Die breite Öffentlichkeit in Israel interessierte sich an diesem Montagmorgen nicht besonders für den Papst – und jene, die es interessieren würde, die kleine christliche Minderheit im Land, erhielten keinen Zugang.
Ernsthaftigkeit eines Pflichtprogramms
Papst Franziskus hat bei der dornigsten Etappe seiner Reise keine Fehler gemacht. Die grosse Euphorie für den jubelgewohnten Argentinier blieb aber aus, nicht zuletzt, weil die vom Protokoll auferlegten Stationen im Zeichen des Gedenkens und der Trauer an die grossen Tragödien des jüdischen Volkes stehen. Im Gedächtnis bleiben wird das Bild der herzlichen Umarmung der «drei Freunde aus Buenos Aires» an der Klagemauer.

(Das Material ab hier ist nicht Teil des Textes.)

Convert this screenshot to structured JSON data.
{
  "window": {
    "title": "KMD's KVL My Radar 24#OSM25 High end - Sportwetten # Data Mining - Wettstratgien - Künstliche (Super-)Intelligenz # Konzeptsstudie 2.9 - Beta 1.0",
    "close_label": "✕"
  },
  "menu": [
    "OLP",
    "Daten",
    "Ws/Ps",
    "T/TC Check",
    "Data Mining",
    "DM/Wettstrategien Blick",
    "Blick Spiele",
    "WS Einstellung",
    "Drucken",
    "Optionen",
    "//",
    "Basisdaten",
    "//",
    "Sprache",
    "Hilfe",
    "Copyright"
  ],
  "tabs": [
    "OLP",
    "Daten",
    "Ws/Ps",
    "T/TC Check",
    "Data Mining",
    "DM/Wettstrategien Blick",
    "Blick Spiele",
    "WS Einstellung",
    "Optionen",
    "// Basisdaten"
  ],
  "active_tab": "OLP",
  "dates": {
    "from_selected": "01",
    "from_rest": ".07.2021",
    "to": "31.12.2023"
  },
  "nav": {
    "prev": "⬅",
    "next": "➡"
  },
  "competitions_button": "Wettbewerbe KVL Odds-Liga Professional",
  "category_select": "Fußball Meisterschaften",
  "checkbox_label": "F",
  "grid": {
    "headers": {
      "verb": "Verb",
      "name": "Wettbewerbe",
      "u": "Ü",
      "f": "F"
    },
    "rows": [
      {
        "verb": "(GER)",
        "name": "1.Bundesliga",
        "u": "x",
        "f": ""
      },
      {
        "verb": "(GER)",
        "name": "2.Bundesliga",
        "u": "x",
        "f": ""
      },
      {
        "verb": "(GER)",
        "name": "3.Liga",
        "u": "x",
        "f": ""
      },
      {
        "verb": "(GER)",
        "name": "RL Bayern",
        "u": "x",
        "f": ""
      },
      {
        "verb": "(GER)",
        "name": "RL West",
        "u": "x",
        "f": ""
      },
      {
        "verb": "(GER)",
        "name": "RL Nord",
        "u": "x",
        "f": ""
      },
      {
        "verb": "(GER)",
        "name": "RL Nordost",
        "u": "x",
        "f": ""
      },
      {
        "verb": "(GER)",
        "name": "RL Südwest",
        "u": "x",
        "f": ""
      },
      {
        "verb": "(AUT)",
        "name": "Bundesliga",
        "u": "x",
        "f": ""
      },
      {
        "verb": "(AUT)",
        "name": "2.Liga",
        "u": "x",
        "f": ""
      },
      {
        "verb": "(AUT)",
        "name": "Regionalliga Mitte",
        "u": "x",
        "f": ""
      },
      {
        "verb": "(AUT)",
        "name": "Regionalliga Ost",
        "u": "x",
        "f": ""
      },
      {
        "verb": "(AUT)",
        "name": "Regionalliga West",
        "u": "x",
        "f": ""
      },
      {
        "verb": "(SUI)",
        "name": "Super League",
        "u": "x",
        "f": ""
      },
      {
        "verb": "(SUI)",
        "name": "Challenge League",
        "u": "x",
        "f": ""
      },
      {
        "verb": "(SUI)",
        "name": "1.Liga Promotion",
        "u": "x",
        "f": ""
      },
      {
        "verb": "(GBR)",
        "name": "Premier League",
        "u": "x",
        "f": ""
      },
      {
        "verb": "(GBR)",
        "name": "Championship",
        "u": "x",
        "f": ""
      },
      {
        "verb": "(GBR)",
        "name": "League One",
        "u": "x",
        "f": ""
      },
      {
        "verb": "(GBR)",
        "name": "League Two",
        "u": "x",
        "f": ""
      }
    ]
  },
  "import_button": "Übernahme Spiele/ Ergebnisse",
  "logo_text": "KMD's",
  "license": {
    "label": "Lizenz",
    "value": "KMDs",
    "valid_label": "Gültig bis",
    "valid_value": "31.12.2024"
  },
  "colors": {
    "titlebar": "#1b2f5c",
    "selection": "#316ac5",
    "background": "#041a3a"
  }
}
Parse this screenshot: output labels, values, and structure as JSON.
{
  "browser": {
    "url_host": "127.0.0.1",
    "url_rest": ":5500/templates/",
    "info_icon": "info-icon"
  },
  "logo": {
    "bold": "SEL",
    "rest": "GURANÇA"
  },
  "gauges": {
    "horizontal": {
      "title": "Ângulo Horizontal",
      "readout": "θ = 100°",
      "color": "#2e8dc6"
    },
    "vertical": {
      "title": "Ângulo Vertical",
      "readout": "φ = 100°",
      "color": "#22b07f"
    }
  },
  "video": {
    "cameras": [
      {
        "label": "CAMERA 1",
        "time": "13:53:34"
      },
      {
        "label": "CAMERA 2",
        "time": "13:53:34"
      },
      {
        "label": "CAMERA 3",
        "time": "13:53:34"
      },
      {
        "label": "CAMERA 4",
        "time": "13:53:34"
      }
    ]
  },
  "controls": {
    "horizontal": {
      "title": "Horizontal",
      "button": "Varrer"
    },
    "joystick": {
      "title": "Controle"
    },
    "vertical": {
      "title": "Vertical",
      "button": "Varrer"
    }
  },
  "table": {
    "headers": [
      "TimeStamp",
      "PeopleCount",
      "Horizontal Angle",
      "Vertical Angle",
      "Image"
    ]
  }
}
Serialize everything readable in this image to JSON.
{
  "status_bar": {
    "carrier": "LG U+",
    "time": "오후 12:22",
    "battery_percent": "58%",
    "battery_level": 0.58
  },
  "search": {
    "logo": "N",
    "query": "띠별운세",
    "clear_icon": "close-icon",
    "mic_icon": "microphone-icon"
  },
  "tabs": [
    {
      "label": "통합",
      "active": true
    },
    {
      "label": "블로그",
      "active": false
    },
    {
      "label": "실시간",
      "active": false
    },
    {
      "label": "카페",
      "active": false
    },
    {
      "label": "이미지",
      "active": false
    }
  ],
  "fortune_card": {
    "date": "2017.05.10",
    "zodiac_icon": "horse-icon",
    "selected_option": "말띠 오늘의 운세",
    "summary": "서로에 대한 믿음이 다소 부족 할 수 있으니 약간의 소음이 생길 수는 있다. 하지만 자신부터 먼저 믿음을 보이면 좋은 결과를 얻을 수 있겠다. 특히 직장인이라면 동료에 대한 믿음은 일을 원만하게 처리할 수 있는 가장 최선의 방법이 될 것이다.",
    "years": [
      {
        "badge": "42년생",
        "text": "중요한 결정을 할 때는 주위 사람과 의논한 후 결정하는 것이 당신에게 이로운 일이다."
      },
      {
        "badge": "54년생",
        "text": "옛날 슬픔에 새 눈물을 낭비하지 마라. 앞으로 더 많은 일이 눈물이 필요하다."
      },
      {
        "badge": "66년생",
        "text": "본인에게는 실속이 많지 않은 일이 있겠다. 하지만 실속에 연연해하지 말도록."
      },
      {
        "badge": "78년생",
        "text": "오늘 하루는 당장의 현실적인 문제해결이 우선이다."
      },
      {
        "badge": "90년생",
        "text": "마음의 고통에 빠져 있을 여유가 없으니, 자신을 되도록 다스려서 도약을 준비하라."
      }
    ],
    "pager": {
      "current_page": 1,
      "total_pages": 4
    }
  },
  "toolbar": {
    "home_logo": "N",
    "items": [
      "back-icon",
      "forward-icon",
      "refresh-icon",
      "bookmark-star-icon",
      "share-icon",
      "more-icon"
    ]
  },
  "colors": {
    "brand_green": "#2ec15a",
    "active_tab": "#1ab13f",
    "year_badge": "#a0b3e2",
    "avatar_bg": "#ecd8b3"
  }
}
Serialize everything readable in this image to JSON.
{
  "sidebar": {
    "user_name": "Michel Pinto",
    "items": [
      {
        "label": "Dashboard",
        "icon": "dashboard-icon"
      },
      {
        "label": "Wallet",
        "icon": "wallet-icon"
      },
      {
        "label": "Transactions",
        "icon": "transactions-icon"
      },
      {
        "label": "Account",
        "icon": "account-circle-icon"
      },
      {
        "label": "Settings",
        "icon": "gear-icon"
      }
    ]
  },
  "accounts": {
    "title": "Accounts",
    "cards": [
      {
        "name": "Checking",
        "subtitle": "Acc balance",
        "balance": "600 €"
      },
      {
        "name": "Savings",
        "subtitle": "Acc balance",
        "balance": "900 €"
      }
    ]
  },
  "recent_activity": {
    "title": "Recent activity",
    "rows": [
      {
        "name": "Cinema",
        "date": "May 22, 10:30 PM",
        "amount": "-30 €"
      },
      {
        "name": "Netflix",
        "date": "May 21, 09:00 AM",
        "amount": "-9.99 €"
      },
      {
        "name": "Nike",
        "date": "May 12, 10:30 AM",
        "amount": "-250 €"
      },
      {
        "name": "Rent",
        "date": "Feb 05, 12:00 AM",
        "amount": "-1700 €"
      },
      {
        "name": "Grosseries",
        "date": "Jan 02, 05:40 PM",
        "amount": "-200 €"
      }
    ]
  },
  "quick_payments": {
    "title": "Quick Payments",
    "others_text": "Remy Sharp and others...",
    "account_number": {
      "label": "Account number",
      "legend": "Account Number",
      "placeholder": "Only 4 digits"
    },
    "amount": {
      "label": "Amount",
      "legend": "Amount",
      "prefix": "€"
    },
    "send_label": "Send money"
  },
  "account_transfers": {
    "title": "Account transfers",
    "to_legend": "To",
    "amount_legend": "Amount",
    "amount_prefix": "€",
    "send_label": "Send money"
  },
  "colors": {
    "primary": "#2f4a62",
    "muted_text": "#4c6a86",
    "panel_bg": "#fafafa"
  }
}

Nach Bildern der Herzlichkeit in der Begegnung mit Flüchtlingen in Jordanien, der Euphorie in Bethlehem und der ökumenischen Umarmung in der Grabeskirche bleibt vom Montagvormittag in Westjerusalem vor allem der Eindruck einer dem Pflichtprogramm geschuldeten Ernsthaftigkeit. Erst das Treffen mit Israels Staatspräsident Schimon Peres, mit dem Franziskus scherzend durch den Garten spazierte, schien das Lächeln auf dem Gesicht des Papstes entspannt. «Selig, der in das Haus eines weisen und guten Mannes tritt. Und ich fühle mich selig», waren die Worte, die das Katholikenoberhaupt dem Staatsoberhaupt zur Begrüssung sagte.
Kommentar
Und die evangelischen Christen?
Ein Wermutstropfen bleibt aus evangelischer Sicht. Obwohl westlich und östlich des Jordans rund 90'0000 evangelische Christen – ähnlich viele wie Katholiken – leben, fand eine Begegnung des Papstes mit ihnen nicht statt. Der Vatikan wird einwenden, dass das Programm des Pontifex ohnehin schon prall gefüllt war. Dennoch hätte eine Begegnung mit evangelischen Repräsentanten hohe symbolische Bedeutung gehabt und das Anliegen von Franziskus, mit Christen jeglicher Herkunft Beziehungen zu pflegen, unterstrichen.